Les syndicats du Front commun de la région se sont mobilisés mardi en organisant une soupe populaire devant le bureau de la députée de Hull, Maryse Gaudreault.

Par ce geste symbolique, les syndicats souhaitent sensibiliser la population aux mesures d'austérité du gouvernement libéral, qui affectent notamment les services publics.

«On va multiplier ce type de manifestation et on espère que ça va faire des pressions suffisantes pour que le gouvernement entende raison et qu'il révise sa position», explique Michel Quijada, président du Conseil central des syndicats nationaux de l'Outaouais (CSN).

Mardi midi, près d'une cinquantaine de travailleurs de la fonction publique ont profité de l'heure du lunch pour protester contre les mesures du gouvernement libéral. «C'est pour améliorer nos conventions collectives qu'on se mobilise. On nous offre toujours en bas de l'indexation du coût de la vie; on est encore deux fois 0% à chaque convention», regrette la fonctionnaire Lucie Lavoie. 

Plusieurs perturbations symboliques semblables auront lieu dans la province.
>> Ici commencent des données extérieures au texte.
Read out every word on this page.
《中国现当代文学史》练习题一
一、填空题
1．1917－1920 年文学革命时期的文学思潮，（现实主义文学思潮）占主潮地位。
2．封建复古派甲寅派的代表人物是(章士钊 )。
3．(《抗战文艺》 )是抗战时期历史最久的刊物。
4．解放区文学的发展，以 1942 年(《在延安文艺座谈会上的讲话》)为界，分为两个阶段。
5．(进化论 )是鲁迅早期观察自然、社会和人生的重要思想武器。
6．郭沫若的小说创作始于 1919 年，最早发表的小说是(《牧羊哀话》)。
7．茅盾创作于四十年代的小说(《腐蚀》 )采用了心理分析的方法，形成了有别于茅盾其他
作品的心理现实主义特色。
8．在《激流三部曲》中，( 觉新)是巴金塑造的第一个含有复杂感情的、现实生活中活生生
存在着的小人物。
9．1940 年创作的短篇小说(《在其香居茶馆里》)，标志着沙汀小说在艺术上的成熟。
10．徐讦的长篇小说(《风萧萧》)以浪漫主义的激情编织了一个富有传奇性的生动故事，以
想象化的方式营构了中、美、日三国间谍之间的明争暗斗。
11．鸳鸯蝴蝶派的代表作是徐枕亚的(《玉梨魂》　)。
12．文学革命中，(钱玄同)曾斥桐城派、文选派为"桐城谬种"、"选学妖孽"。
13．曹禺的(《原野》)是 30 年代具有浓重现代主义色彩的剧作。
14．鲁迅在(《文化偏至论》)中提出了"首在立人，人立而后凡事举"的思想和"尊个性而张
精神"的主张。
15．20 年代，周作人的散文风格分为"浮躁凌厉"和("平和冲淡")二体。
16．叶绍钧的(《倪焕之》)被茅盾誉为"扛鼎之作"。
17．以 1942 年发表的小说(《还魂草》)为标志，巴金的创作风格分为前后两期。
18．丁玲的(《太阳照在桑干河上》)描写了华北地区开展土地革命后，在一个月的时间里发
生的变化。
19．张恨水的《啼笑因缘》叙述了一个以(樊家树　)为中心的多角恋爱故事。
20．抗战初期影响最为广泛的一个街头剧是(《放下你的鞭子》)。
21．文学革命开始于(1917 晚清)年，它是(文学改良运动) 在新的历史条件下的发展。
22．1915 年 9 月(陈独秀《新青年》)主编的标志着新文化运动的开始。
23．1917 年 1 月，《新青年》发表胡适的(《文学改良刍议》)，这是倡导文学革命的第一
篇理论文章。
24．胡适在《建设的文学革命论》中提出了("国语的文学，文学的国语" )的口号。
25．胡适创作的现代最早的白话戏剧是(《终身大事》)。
Les syndicats espèrent par ces gestes faire bouger la position du gouvernement Couillard, à l'aube du renouvellement des conventions collectives. «On veut mettre la pression sur le gouvernement pour que ça débouche sur une convention collective négociée et non imposée», précise Dino Lemay, conseiller régional Outaouais de la FTQ.

Les syndicats prévoient déjà des journées de grève, si le gouvernement reste campé sur ses positions. Toutefois, ils gardent bon espoir que la situation se débloque. «Personne ne veut aller en grève, bien qu'on ait des mandats de 95% et plus dans la province, explique Dino Lemay. L'enjeu, ce n'est pas de faire la grève, l'enjeu, ici, c'est de faire raisonner ce gouvernement-là et de donner des conditions de travail et des salaires décents aux 400 000 fonctionnaires québécois ».